Victoria Miro is delighted to present seven new sculptures by Yayoi Kusama alongside a series of twelve recent paintings.
These sculptures are the latest in Kusama's ongoing Accumulations series of works, originated in the 1960s, in which Kusama covered the surfaces of everyday objects, items of clothing, furniture, boats - even entire rooms - with hand-sewn phallic protrusions. Kusama worked both in monochrome and highly colourful materials, often painting the protrusions in her signature polka-dots and other motifs for which she has since become universally recognised.
The sculptures in this exhibition recall in size the some of the early domestically-scaled Accumulations, for which Kusama covered such things as ironing boards and travel valises in the stuffed-fabric protuberances, yet the works on view here are painted in the style that has come to characterize Kusama's most recent paintings.
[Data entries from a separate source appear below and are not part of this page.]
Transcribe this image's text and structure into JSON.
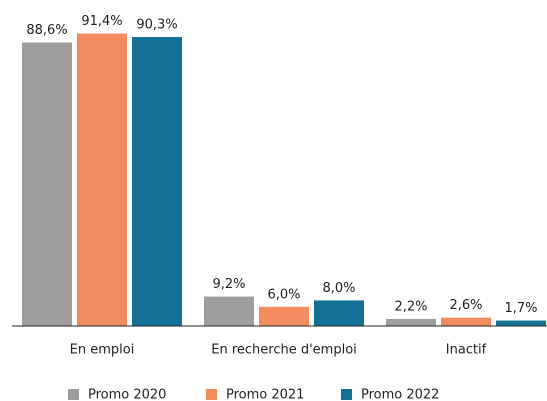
{
  "chart_data": {
    "type": "bar",
    "categories": [
      "En emploi",
      "En recherche d'emploi",
      "Inactif"
    ],
    "series": [
      {
        "name": "Promo 2020",
        "color": "#9d9d9c",
        "values": [
          88.6,
          9.2,
          2.2
        ],
        "value_labels": [
          "88,6%",
          "9,2%",
          "2,2%"
        ]
      },
      {
        "name": "Promo 2021",
        "color": "#f28c5e",
        "values": [
          91.4,
          6.0,
          2.6
        ],
        "value_labels": [
          "91,4%",
          "6,0%",
          "2,6%"
        ]
      },
      {
        "name": "Promo 2022",
        "color": "#137196",
        "values": [
          90.3,
          8.0,
          1.7
        ],
        "value_labels": [
          "90,3%",
          "8,0%",
          "1,7%"
        ]
      }
    ],
    "legend": "bottom"
  }
}
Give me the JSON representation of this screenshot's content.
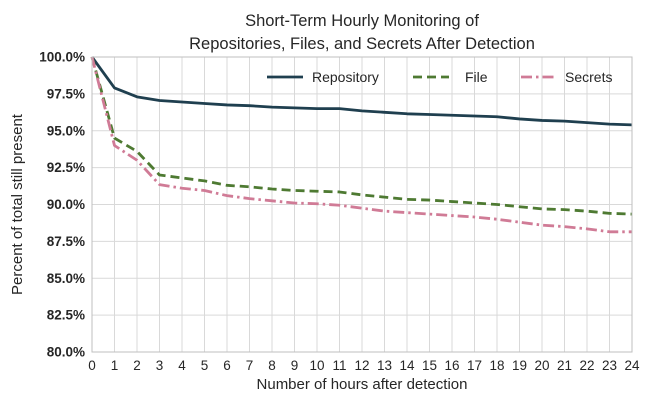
{
  "chart_data": {
    "type": "line",
    "title_lines": [
      "Short-Term Hourly Monitoring of",
      "Repositories, Files, and Secrets After Detection"
    ],
    "xlabel": "Number of hours after detection",
    "ylabel": "Percent of total still present",
    "x": [
      0,
      1,
      2,
      3,
      4,
      5,
      6,
      7,
      8,
      9,
      10,
      11,
      12,
      13,
      14,
      15,
      16,
      17,
      18,
      19,
      20,
      21,
      22,
      23,
      24
    ],
    "xlim": [
      0,
      24
    ],
    "ylim": [
      80.0,
      100.0
    ],
    "yticks": [
      80.0,
      82.5,
      85.0,
      87.5,
      90.0,
      92.5,
      95.0,
      97.5,
      100.0
    ],
    "ytick_labels": [
      "80.0%",
      "82.5%",
      "85.0%",
      "87.5%",
      "90.0%",
      "92.5%",
      "95.0%",
      "97.5%",
      "100.0%"
    ],
    "grid": true,
    "legend_placement": "top-right",
    "series": [
      {
        "name": "Repository",
        "color": "#1f3f4f",
        "dash": "solid",
        "values": [
          100.0,
          97.9,
          97.3,
          97.05,
          96.95,
          96.85,
          96.75,
          96.7,
          96.6,
          96.55,
          96.5,
          96.5,
          96.35,
          96.25,
          96.15,
          96.1,
          96.05,
          96.0,
          95.95,
          95.8,
          95.7,
          95.65,
          95.55,
          95.45,
          95.4
        ]
      },
      {
        "name": "File",
        "color": "#4e7a32",
        "dash": "dashed",
        "values": [
          100.0,
          94.5,
          93.6,
          92.0,
          91.8,
          91.6,
          91.3,
          91.2,
          91.05,
          90.95,
          90.9,
          90.85,
          90.65,
          90.5,
          90.35,
          90.3,
          90.2,
          90.1,
          90.0,
          89.85,
          89.7,
          89.65,
          89.55,
          89.4,
          89.35
        ]
      },
      {
        "name": "Secrets",
        "color": "#d07b96",
        "dash": "dashdot",
        "values": [
          100.0,
          94.0,
          93.0,
          91.35,
          91.1,
          90.95,
          90.6,
          90.4,
          90.25,
          90.1,
          90.05,
          89.95,
          89.75,
          89.55,
          89.45,
          89.35,
          89.25,
          89.15,
          89.0,
          88.8,
          88.6,
          88.5,
          88.35,
          88.15,
          88.15
        ]
      }
    ]
  }
}
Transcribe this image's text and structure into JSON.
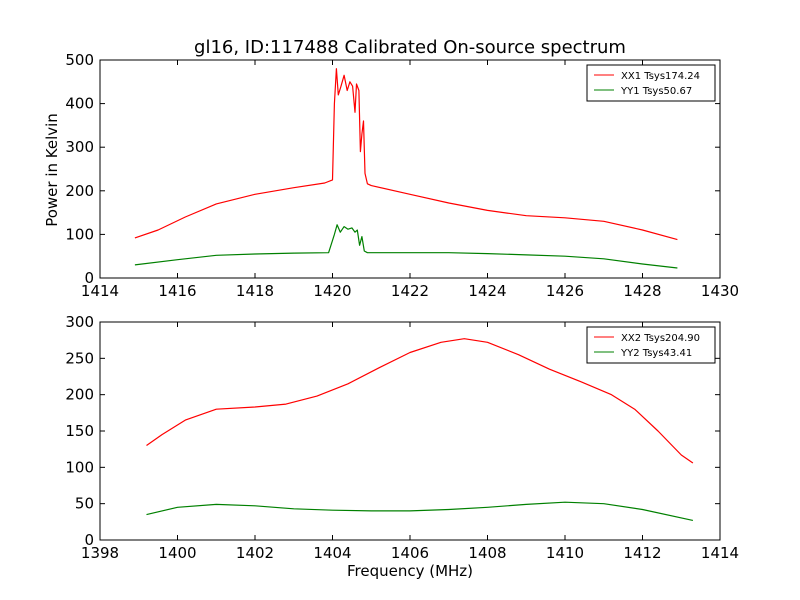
{
  "chart_data": [
    {
      "type": "line",
      "title": "gl16, ID:117488 Calibrated On-source spectrum",
      "xlabel": "",
      "ylabel": "Power in Kelvin",
      "xlim": [
        1414,
        1430
      ],
      "ylim": [
        0,
        500
      ],
      "xticks": [
        "1414",
        "1416",
        "1418",
        "1420",
        "1422",
        "1424",
        "1426",
        "1428",
        "1430"
      ],
      "yticks": [
        "0",
        "100",
        "200",
        "300",
        "400",
        "500"
      ],
      "legend_position": "top-right",
      "series": [
        {
          "name": "XX1 Tsys174.24",
          "color": "#ff0000",
          "x": [
            1414.9,
            1415.5,
            1416.2,
            1417.0,
            1418.0,
            1419.0,
            1419.8,
            1420.0,
            1420.05,
            1420.1,
            1420.15,
            1420.22,
            1420.3,
            1420.38,
            1420.45,
            1420.52,
            1420.58,
            1420.62,
            1420.68,
            1420.72,
            1420.76,
            1420.8,
            1420.84,
            1420.9,
            1421.0,
            1422.0,
            1423.0,
            1424.0,
            1425.0,
            1426.0,
            1427.0,
            1428.0,
            1428.9
          ],
          "y": [
            92,
            110,
            140,
            170,
            192,
            207,
            218,
            225,
            400,
            480,
            420,
            440,
            465,
            430,
            450,
            440,
            380,
            445,
            430,
            290,
            330,
            360,
            240,
            216,
            212,
            192,
            172,
            155,
            143,
            138,
            130,
            110,
            88
          ]
        },
        {
          "name": "YY1 Tsys50.67",
          "color": "#008000",
          "x": [
            1414.9,
            1416.0,
            1417.0,
            1418.0,
            1419.0,
            1419.9,
            1420.05,
            1420.12,
            1420.2,
            1420.3,
            1420.4,
            1420.5,
            1420.58,
            1420.64,
            1420.7,
            1420.76,
            1420.82,
            1420.9,
            1422.0,
            1423.0,
            1424.0,
            1425.0,
            1426.0,
            1427.0,
            1428.0,
            1428.9
          ],
          "y": [
            30,
            42,
            52,
            55,
            57,
            58,
            100,
            122,
            105,
            118,
            112,
            115,
            105,
            110,
            75,
            95,
            62,
            58,
            58,
            58,
            56,
            53,
            50,
            44,
            32,
            23
          ]
        }
      ]
    },
    {
      "type": "line",
      "title": "",
      "xlabel": "Frequency (MHz)",
      "ylabel": "",
      "xlim": [
        1398,
        1414
      ],
      "ylim": [
        0,
        300
      ],
      "xticks": [
        "1398",
        "1400",
        "1402",
        "1404",
        "1406",
        "1408",
        "1410",
        "1412",
        "1414"
      ],
      "yticks": [
        "0",
        "50",
        "100",
        "150",
        "200",
        "250",
        "300"
      ],
      "legend_position": "top-right",
      "series": [
        {
          "name": "XX2 Tsys204.90",
          "color": "#ff0000",
          "x": [
            1399.2,
            1399.6,
            1400.2,
            1401.0,
            1402.0,
            1402.8,
            1403.6,
            1404.4,
            1405.2,
            1406.0,
            1406.8,
            1407.4,
            1408.0,
            1408.8,
            1409.6,
            1410.4,
            1411.2,
            1411.8,
            1412.4,
            1413.0,
            1413.3
          ],
          "y": [
            130,
            145,
            165,
            180,
            183,
            187,
            198,
            215,
            237,
            258,
            272,
            277,
            272,
            255,
            235,
            218,
            200,
            180,
            150,
            117,
            106
          ]
        },
        {
          "name": "YY2 Tsys43.41",
          "color": "#008000",
          "x": [
            1399.2,
            1400.0,
            1401.0,
            1402.0,
            1403.0,
            1404.0,
            1405.0,
            1406.0,
            1407.0,
            1408.0,
            1409.0,
            1410.0,
            1411.0,
            1412.0,
            1413.3
          ],
          "y": [
            35,
            45,
            49,
            47,
            43,
            41,
            40,
            40,
            42,
            45,
            49,
            52,
            50,
            42,
            27
          ]
        }
      ]
    }
  ]
}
Incorporating the aesthetic vocabulary of widely opened eyes, polka-dots, nets, and organic shapes that have defined Kusama's seven-decades-long career, the sculptures appear as though Kusama's images have been released from the canvases they are surrounded by and have organized themselves into three-dimensional forms.
Kusama's preoccupation with the infinite and sublime to be found in pattern and repetition date back to her earliest paintings from the 1950s. However, it is in these most recently developed works - which encapsulate the surreal and the instinctual within the pop and the decorative - that we find an extension of Kusama's practice into her ninth decade that is as fresh and provocative as ever.